Which Compiler to Extend for a Small Project?

← Back to Stories (view on slashdot.org)

Which Compiler to Extend for a Small Project?

Posted by Cliff on Wednesday November 10, 2004 @03:10PM from the ground-floor-of-computer-language-construction dept.

Andreas(R) asks: "While planning the design of my small programming language, and would appreciate some lessons learned from experienced programmers which have already tried this. I was investigating whether to start from an existing compiler and extend it. The compiler will be based on yacc, or bison. The programming language will be interpreted, object oriented and have higher order programming. Perl 1 seems like a decent starting point, as it's yacc based, and 5000 lines of code. Later versions of Perl are too large to get a good understanding of the whole program in a short period of time. Perl also has the right license (GPL). Is Python out of the question for such a project, since it's not GPL? What other small languages can be used instead? How do I go about designing a small programming language in practice, using what I already know about compiler theory?"

8 of 89 comments (clear)

Min score:

Reason:

Sort:

Holy cow! by sidecut · 2004-11-10 15:15 · Score: 5, Insightful

Can you give us a few more specifics on what the language will be used for? Will it be embedded? Database connected? Real-time? Interactive?
While this seems like beaucoup fun, I'd question the need to extend an existing language by altering the compiler. Towards that end, you might want to use LISP or Scheme, as language extension is built into the language. ( See what Paul Graham has to say about the subject)
Two quick comments by poincaraux · 2004-11-10 15:37 · Score: 4, Insightful

I can't really tell when you're asking questions and when you're stating project requirements, but ..

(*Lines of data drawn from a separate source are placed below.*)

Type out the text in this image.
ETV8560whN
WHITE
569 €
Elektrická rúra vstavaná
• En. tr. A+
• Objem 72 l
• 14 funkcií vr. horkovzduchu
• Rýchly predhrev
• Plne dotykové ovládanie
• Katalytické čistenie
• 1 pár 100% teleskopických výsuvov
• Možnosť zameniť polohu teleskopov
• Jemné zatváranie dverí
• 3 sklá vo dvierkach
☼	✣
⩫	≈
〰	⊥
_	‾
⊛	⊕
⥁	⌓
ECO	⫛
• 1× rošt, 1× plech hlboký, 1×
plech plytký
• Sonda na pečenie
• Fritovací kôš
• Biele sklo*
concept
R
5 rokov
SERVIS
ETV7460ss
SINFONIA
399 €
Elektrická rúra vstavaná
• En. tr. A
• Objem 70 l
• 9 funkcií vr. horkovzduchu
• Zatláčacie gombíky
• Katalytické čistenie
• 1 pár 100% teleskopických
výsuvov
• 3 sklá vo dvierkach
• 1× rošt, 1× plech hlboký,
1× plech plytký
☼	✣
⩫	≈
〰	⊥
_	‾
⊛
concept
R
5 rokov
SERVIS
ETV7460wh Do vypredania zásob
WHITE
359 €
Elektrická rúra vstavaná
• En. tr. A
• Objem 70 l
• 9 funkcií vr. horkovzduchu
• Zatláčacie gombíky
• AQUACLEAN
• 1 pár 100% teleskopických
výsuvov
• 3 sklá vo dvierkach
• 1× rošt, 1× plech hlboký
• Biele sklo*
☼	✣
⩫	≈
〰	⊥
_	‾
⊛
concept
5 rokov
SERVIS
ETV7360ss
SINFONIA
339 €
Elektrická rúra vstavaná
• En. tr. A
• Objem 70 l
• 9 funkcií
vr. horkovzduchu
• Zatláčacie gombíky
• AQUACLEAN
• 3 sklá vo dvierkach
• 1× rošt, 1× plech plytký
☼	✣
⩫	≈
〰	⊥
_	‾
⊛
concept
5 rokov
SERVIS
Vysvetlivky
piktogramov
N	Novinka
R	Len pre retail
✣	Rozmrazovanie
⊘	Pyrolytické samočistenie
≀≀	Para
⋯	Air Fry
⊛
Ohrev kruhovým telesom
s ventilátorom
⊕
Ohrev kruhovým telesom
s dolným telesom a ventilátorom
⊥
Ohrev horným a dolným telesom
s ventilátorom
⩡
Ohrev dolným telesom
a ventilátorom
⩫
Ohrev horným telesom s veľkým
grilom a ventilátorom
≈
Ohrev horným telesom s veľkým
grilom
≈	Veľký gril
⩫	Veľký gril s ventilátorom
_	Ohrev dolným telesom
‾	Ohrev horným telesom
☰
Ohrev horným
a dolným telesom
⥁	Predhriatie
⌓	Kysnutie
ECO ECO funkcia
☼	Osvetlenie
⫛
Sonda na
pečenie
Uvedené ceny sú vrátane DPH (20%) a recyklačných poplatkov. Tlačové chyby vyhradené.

I was investigating whether to start from an existing compiler and extend it. The compiler will be based on yacc, or bison.

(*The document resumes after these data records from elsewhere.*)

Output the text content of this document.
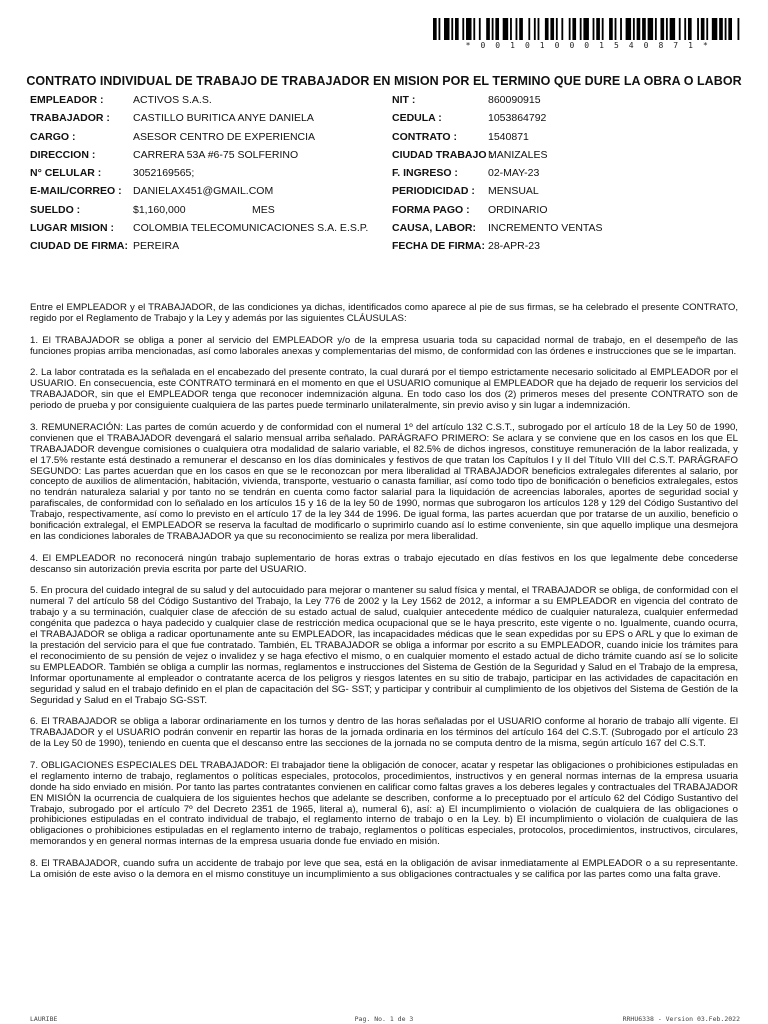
* 0 0 1 0 1 0 0 0 1 5 4 0 8 7 1 *
CONTRATO INDIVIDUAL DE TRABAJO DE TRABAJADOR EN MISION POR EL TERMINO QUE DURE LA OBRA O LABOR
EMPLEADOR :	ACTIVOS S.A.S.	NIT :	860090915
TRABAJADOR : CASTILLO BURITICA ANYE DANIELA	CEDULA :	1053864792
CARGO :	ASESOR CENTRO DE EXPERIENCIA	CONTRATO :	1540871
DIRECCION :	CARRERA 53A #6-75 SOLFERINO	CIUDAD TRABAJO :
MANIZALES
N° CELULAR :	3052169565;	F. INGRESO :	02-MAY-23
E-MAIL/CORREO : DANIELAX451@GMAIL.COM	PERIODICIDAD : MENSUAL
SUELDO :	$1,160,000	MES	FORMA PAGO : ORDINARIO
LUGAR MISION : COLOMBIA TELECOMUNICACIONES S.A. E.S.P. CAUSA, LABOR: INCREMENTO VENTAS
CIUDAD DE FIRMA: PEREIRA	FECHA DE FIRMA: 28-APR-23

Entre el EMPLEADOR y el TRABAJADOR, de las condiciones ya dichas, identificados como aparece al pie de sus firmas, se ha celebrado el presente CONTRATO, regido por el Reglamento de Trabajo y la Ley y además por las siguientes CLÁUSULAS:

1. El TRABAJADOR se obliga a poner al servicio del EMPLEADOR y/o de la empresa usuaria toda su capacidad normal de trabajo, en el desempeño de las funciones propias arriba mencionadas, así como laborales anexas y complementarias del mismo, de conformidad con las órdenes e instrucciones que se le impartan.

2. La labor contratada es la señalada en el encabezado del presente contrato, la cual durará por el tiempo estrictamente necesario solicitado al EMPLEADOR por el USUARIO. En consecuencia, este CONTRATO terminará en el momento en que el USUARIO comunique al EMPLEADOR que ha dejado de requerir los servicios del TRABAJADOR, sin que el EMPLEADOR tenga que reconocer indemnización alguna. En todo caso los dos (2) primeros meses del presente CONTRATO son de periodo de prueba y por consiguiente cualquiera de las partes puede terminarlo unilateralmente, sin previo aviso y sin lugar a indemnización.

3. REMUNERACIÓN: Las partes de común acuerdo y de conformidad con el numeral 1º del artículo 132 C.S.T., subrogado por el artículo 18 de la Ley 50 de 1990, convienen que el TRABAJADOR devengará el salario mensual arriba señalado. PARÁGRAFO PRIMERO: Se aclara y se conviene que en los casos en los que EL TRABAJADOR devengue comisiones o cualquiera otra modalidad de salario variable, el 82.5% de dichos ingresos, constituye remuneración de la labor realizada, y el 17.5% restante está destinado a remunerar el descanso en los días dominicales y festivos de que tratan los Capítulos I y II del Título VIII del C.S.T. PARÁGRAFO SEGUNDO: Las partes acuerdan que en los casos en que se le reconozcan por mera liberalidad al TRABAJADOR beneficios extralegales diferentes al salario, por concepto de auxilios de alimentación, habitación, vivienda, transporte, vestuario o canasta familiar, así como todo tipo de bonificación o beneficios extralegales, estos no tendrán naturaleza salarial y por tanto no se tendrán en cuenta como factor salarial para la liquidación de acreencias laborales, aportes de seguridad social y parafiscales, de conformidad con lo señalado en los artículos 15 y 16 de la ley 50 de 1990, normas que subrogaron los artículos 128 y 129 del Código Sustantivo del Trabajo, respectivamente, así como lo previsto en el artículo 17 de la ley 344 de 1996. De igual forma, las partes acuerdan que por tratarse de un auxilio, beneficio o bonificación extralegal, el EMPLEADOR se reserva la facultad de modificarlo o suprimirlo cuando así lo estime conveniente, sin que aquello implique una desmejora en las condiciones laborales de TRABAJADOR ya que su reconocimiento se realiza por mera liberalidad.

4. El EMPLEADOR no reconocerá ningún trabajo suplementario de horas extras o trabajo ejecutado en días festivos en los que legalmente debe concederse descanso sin autorización previa escrita por parte del USUARIO.

5. En procura del cuidado integral de su salud y del autocuidado para mejorar o mantener su salud física y mental, el TRABAJADOR se obliga, de conformidad con el numeral 7 del artículo 58 del Código Sustantivo del Trabajo, la Ley 776 de 2002 y la Ley 1562 de 2012, a informar a su EMPLEADOR en vigencia del contrato de trabajo y a su terminación, cualquier clase de afección de su estado actual de salud, cualquier antecedente médico de cualquier naturaleza, cualquier enfermedad congénita que padezca o haya padecido y cualquier clase de restricción medica ocupacional que se le haya prescrito, este vigente o no. Igualmente, cuando ocurra, el TRABAJADOR se obliga a radicar oportunamente ante su EMPLEADOR, las incapacidades médicas que le sean expedidas por su EPS o ARL y que lo eximan de la prestación del servicio para el que fue contratado. También, EL TRABAJADOR se obliga a informar por escrito a su EMPLEADOR, cuando inicie los trámites para el reconocimiento de su pensión de vejez o invalidez y se haga efectivo el mismo, o en cualquier momento el estado actual de dicho trámite cuando así se lo solicite su EMPLEADOR. También se obliga a cumplir las normas, reglamentos e instrucciones del Sistema de Gestión de la Seguridad y Salud en el Trabajo de la empresa, Informar oportunamente al empleador o contratante acerca de los peligros y riesgos latentes en su sitio de trabajo, participar en las actividades de capacitación en seguridad y salud en el trabajo definido en el plan de capacitación del SG- SST; y participar y contribuir al cumplimiento de los objetivos del Sistema de Gestión de la Seguridad y Salud en el Trabajo SG-SST.

6. El TRABAJADOR se obliga a laborar ordinariamente en los turnos y dentro de las horas señaladas por el USUARIO conforme al horario de trabajo allí vigente. El TRABAJADOR y el USUARIO podrán convenir en repartir las horas de la jornada ordinaria en los términos del artículo 164 del C.S.T. (Subrogado por el artículo 23 de la Ley 50 de 1990), teniendo en cuenta que el descanso entre las secciones de la jornada no se computa dentro de la misma, según artículo 167 del C.S.T.

7. OBLIGACIONES ESPECIALES DEL TRABAJADOR: El trabajador tiene la obligación de conocer, acatar y respetar las obligaciones o prohibiciones estipuladas en el reglamento interno de trabajo, reglamentos o políticas especiales, protocolos, procedimientos, instructivos y en general normas internas de la empresa usuaria donde ha sido enviado en misión. Por tanto las partes contratantes convienen en calificar como faltas graves a los deberes legales y contractuales del TRABAJADOR EN MISIÓN la ocurrencia de cualquiera de los siguientes hechos que adelante se describen, conforme a lo preceptuado por el artículo 62 del Código Sustantivo del Trabajo, subrogado por el artículo 7º del Decreto 2351 de 1965, literal a), numeral 6), así: a) El incumplimiento o violación de cualquiera de las obligaciones o prohibiciones estipuladas en el contrato individual de trabajo, el reglamento interno de trabajo o en la Ley. b) El incumplimiento o violación de cualquiera de las obligaciones o prohibiciones estipuladas en el reglamento interno de trabajo, reglamentos o políticas especiales, protocolos, procedimientos, instructivos, circulares, memorandos y en general normas internas de la empresa usuaria donde fue enviado en misión.

8. El TRABAJADOR, cuando sufra un accidente de trabajo por leve que sea, está en la obligación de avisar inmediatamente al EMPLEADOR o a su representante. La omisión de este aviso o la demora en el mismo constituye un incumplimiento a sus obligaciones contractuales y se califica por las partes como una falta grave.

LAURIBE	Pag. No. 1 de 3	RRHU6338 - Version 03.Feb.2022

you might want to check out ANTLR.

Perl also has the right license (GPL). Is Python out of the question for such a project, since it's not GPL?

Did you just say "I can only use GPL'd things. Python isn't GPL'd. Can I use it?" I'll assume you meant something like "I want something with a nice license. Does Python have a nice license?" instead. If that's what you meant, you should check out the Python license for yourself. Summary: it's a nice license. It's a certified Open Source license, imposes fewer restrictions than the GPL and is compatible with the GPL.

Python definitely doesn't fit into 5000 lines of source, though, so Perl1 might be a better bet. PyPy is pretty cool, if you're looking for something smallish and Pythonish.

Sorry if you're looking for something else and these comments turn out to be totally useless.
Rewrite! by acidrain · 2004-11-10 16:23 · Score: 4, Insightful

Adapting something that is not really what you are making is just taking on a crutch. You get moving faster to start, but become dependant on something that slows you down.

If you have what it takes to write a new language, then you would be best starting from scratch. Read 3-5 codebases, make a list of the things you liked/didin't like and start out on you own. In the long run, having written the thing your self will give you the advantage. You will know intuitively how everyhting works and how extensions will fit in. That will give you a 2x advantage.

Don't be afraid to read over two other existing implementations as you go. Sharing ideas is very important.

An approach I have also taken is re-write a program in parts. You pick a major component, and replace it with what you need. This gives you testing check-points. The more often you get to a working state and test, the less time you will spend debugging overall. If you can look at perl 1 and determine you can add to it to make the parser a super-set of what you want you could start there. Then you can write something that interprets the byte-code output (the subset generated by your language) to what you want, and write your own interpreter. Then you can tackle replacing the parser and byte code generator... With flex and bison, that should be easy enough. But plan to replace the entire thing. Otherwise you will spend a lot of time reworking things that are not really what you want. If you discover a few gems along the way that you want to keep/port all the better, just don't take on any crutches.

Oh, I would recommed the STL if you are in a hurry. I don't know why functional is better, personally it just gave me a headache in school. But some people claim great results with it...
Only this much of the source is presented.